- From: Brad Kemper <brad.kemper@gmail.com>
- Date: Thu, 14 Oct 2010 15:25:24 -0700
- To: "shelby@coolpage.com" <shelby@coolpage.com>
- Cc: "Tab Atkins Jr." <jackalmage@gmail.com>, David Storey <dstorey@opera.com>, "www-style@w3.org" <www-style@w3.org>
On Oct 14, 2010, at 11:33 AM, "Shelby Moore" <shelby@coolpage.com> wrote: > In this case, wouldn't it be much more predictable if multi-col containers > always limit their column height to any blocking constraint of their outer > containers, up to but not including the viewport or frame? No, because that is not how overflow and height normally interact. What you are essentially asking for here is that when the column count is more than one, that it automatically triggers a 'max-height:100%'. That would be unprecedented. We already have a max-height property in CSS, and it already has a predictable initial value. It would be very confusing if it didn't work consistently or had a different initial value whenever there was more than one column (or if there was a new property that did the same thing, which had to enter the existing fray of height, min-height, max-height, box model, display, etc. for determining the height of an object). The fact is, when you put a tall element (such as an auto height DIV with a lot of content and no max-height) into a shorter container, you have an overflow situation, and it would be very confusing if that weren't true just because there was more than one column. What's really needed for you use case is a way to handle overflow differently, so that it is paged, or otherwise worked more like the constraints of a fixed page size.
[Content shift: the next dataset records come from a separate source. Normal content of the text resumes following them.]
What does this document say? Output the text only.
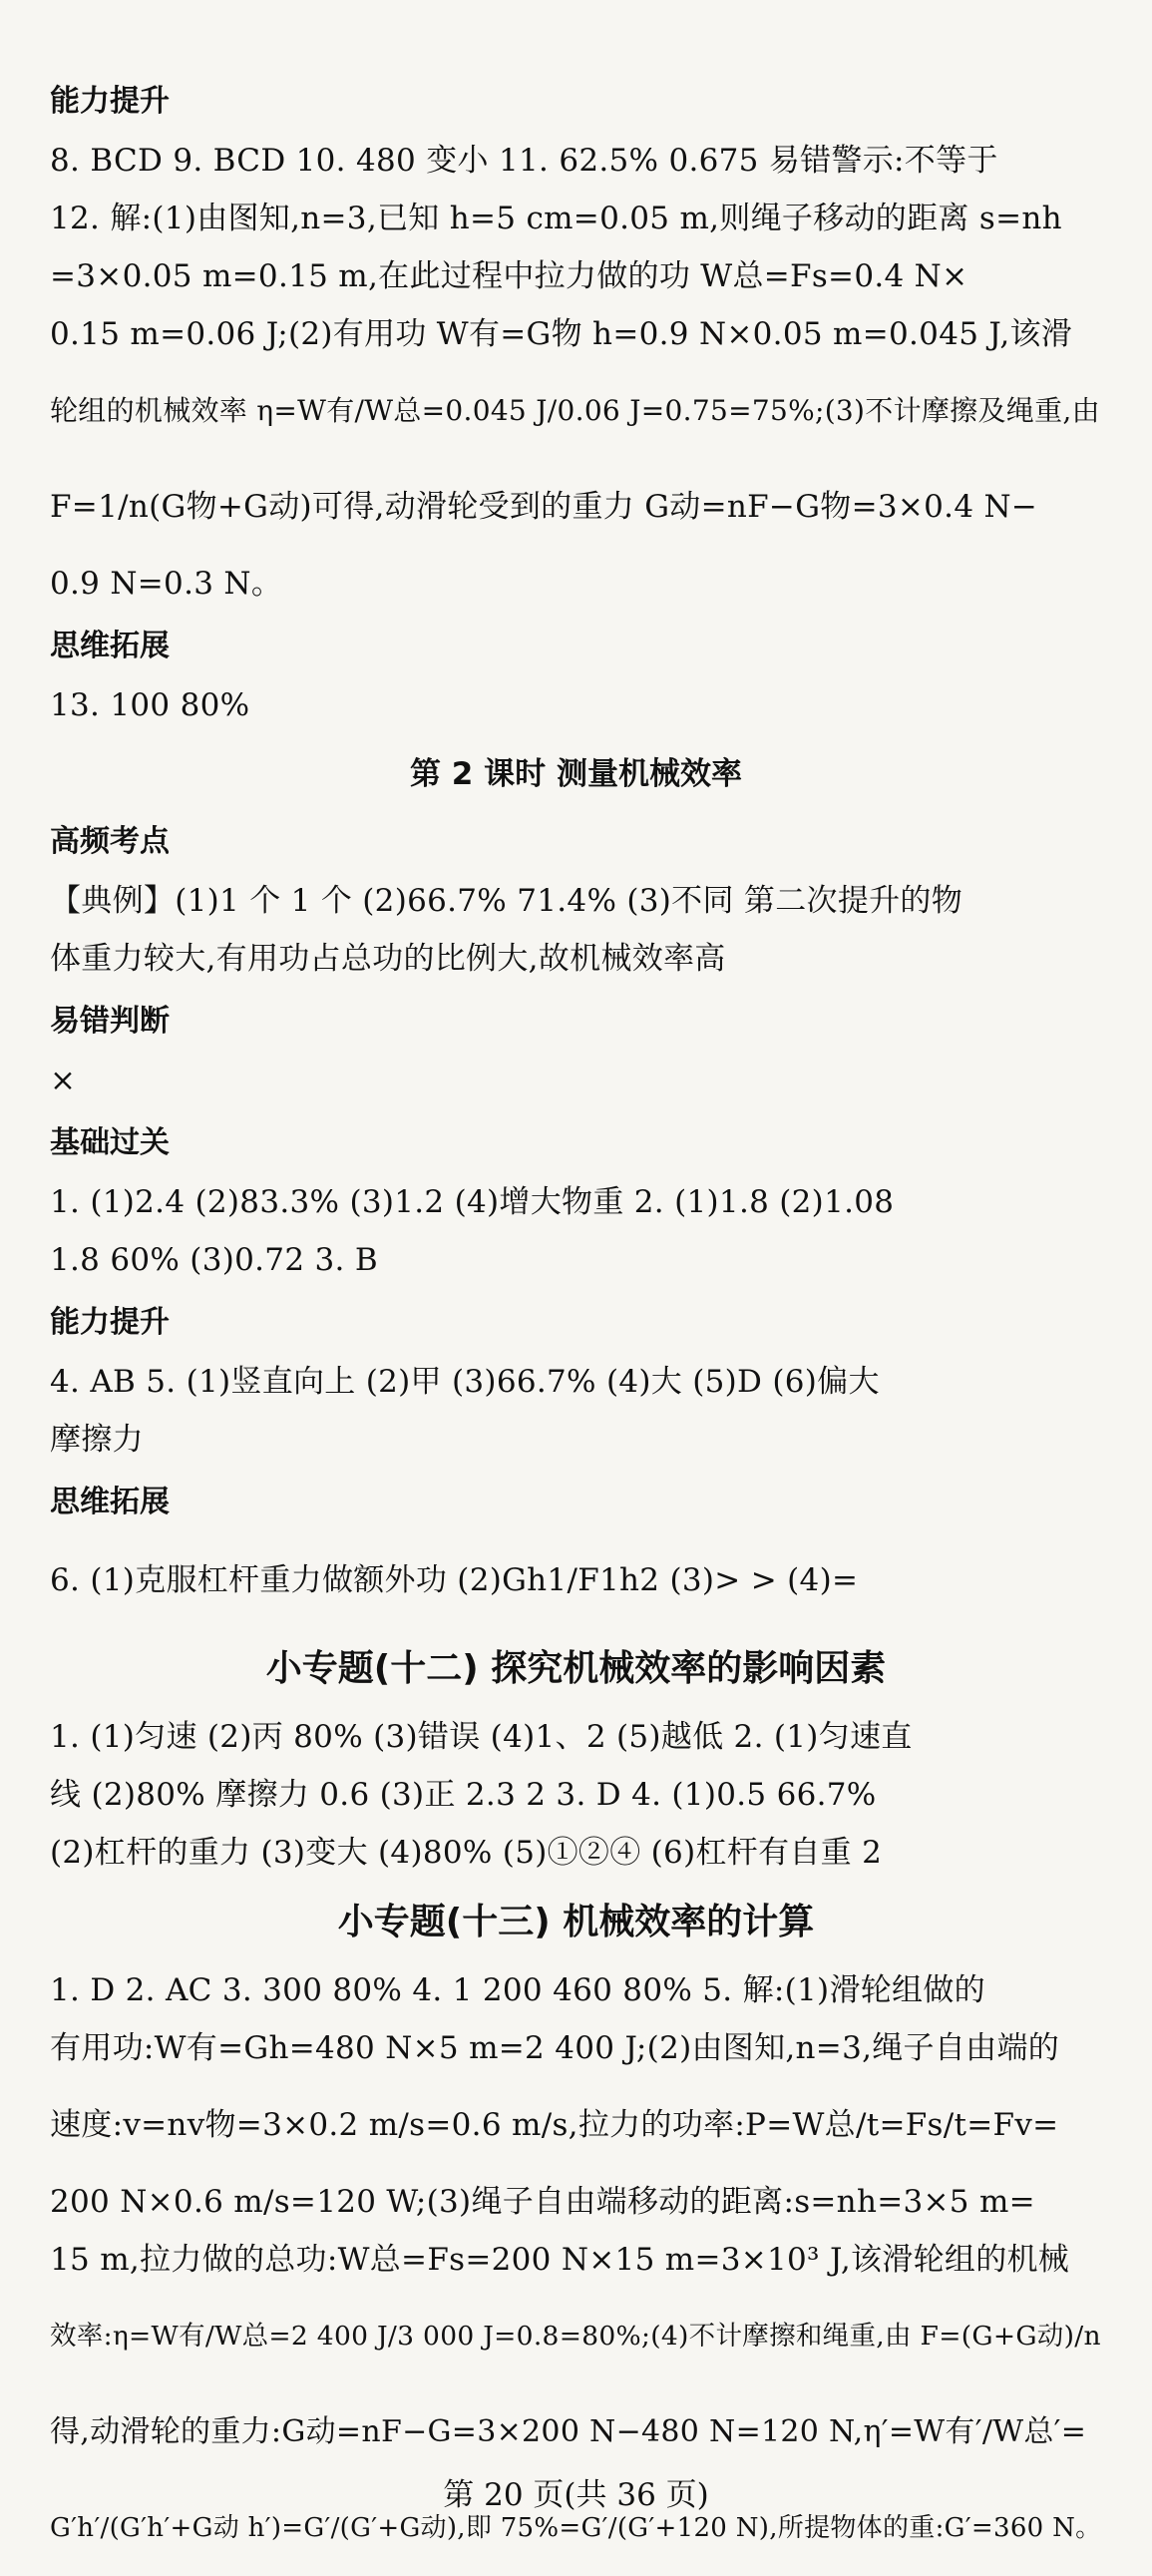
能力提升
8. BCD 9. BCD 10. 480 变小 11. 62.5% 0.675 易错警示:不等于
12. 解:(1)由图知,n=3,已知 h=5 cm=0.05 m,则绳子移动的距离 s=nh
=3×0.05 m=0.15 m,在此过程中拉力做的功 W总=Fs=0.4 N×
0.15 m=0.06 J;(2)有用功 W有=G物 h=0.9 N×0.05 m=0.045 J,该滑
轮组的机械效率 η=W有/W总=0.045 J/0.06 J=0.75=75%;(3)不计摩擦及绳重,由
F=1/n(G物+G动)可得,动滑轮受到的重力 G动=nF−G物=3×0.4 N−
0.9 N=0.3 N。
思维拓展
13. 100 80%
第 2 课时 测量机械效率
高频考点
【典例】(1)1 个 1 个 (2)66.7% 71.4% (3)不同 第二次提升的物
体重力较大,有用功占总功的比例大,故机械效率高
易错判断
×
基础过关
1. (1)2.4 (2)83.3% (3)1.2 (4)增大物重 2. (1)1.8 (2)1.08
1.8 60% (3)0.72 3. B
能力提升
4. AB 5. (1)竖直向上 (2)甲 (3)66.7% (4)大 (5)D (6)偏大
摩擦力
思维拓展
6. (1)克服杠杆重力做额外功 (2)Gh1/F1h2 (3)> > (4)=
小专题(十二) 探究机械效率的影响因素
1. (1)匀速 (2)丙 80% (3)错误 (4)1、2 (5)越低 2. (1)匀速直
线 (2)80% 摩擦力 0.6 (3)正 2.3 2 3. D 4. (1)0.5 66.7%
(2)杠杆的重力 (3)变大 (4)80% (5)①②④ (6)杠杆有自重 2
小专题(十三) 机械效率的计算
1. D 2. AC 3. 300 80% 4. 1 200 460 80% 5. 解:(1)滑轮组做的
有用功:W有=Gh=480 N×5 m=2 400 J;(2)由图知,n=3,绳子自由端的
速度:v=nv物=3×0.2 m/s=0.6 m/s,拉力的功率:P=W总/t=Fs/t=Fv=
200 N×0.6 m/s=120 W;(3)绳子自由端移动的距离:s=nh=3×5 m=
15 m,拉力做的总功:W总=Fs=200 N×15 m=3×10³ J,该滑轮组的机械
效率:η=W有/W总=2 400 J/3 000 J=0.8=80%;(4)不计摩擦和绳重,由 F=(G+G动)/n
得,动滑轮的重力:G动=nF−G=3×200 N−480 N=120 N,η′=W有′/W总′=
G′h′/(G′h′+G动 h′)=G′/(G′+G动),即 75%=G′/(G′+120 N),所提物体的重:G′=360 N。
第 20 页(共 36 页)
The obvious place to handle that is with a new value for the 'overflow' property. This would be useful whether you put it on a container or on an actual multi-column element, or on elements that have nothing to do with multiple columns. In theory, it could even have a way to set a page changing animation ('overflow: paged slide-up 1s), or a way to have a more normal scrollbar with the overflowed content coming from a different side as a continuously flow of pages ('overflow: auto from-bottom', though that'd be a bit weird if you had both horizontal and vertical overflow). > And then have > an explicit setting to turn that off, e.g. "column-height:auto". So the > default would be "column-height:constrain". We already have ways to constrain height: min-height, max-height, and height. And the physical height of pages.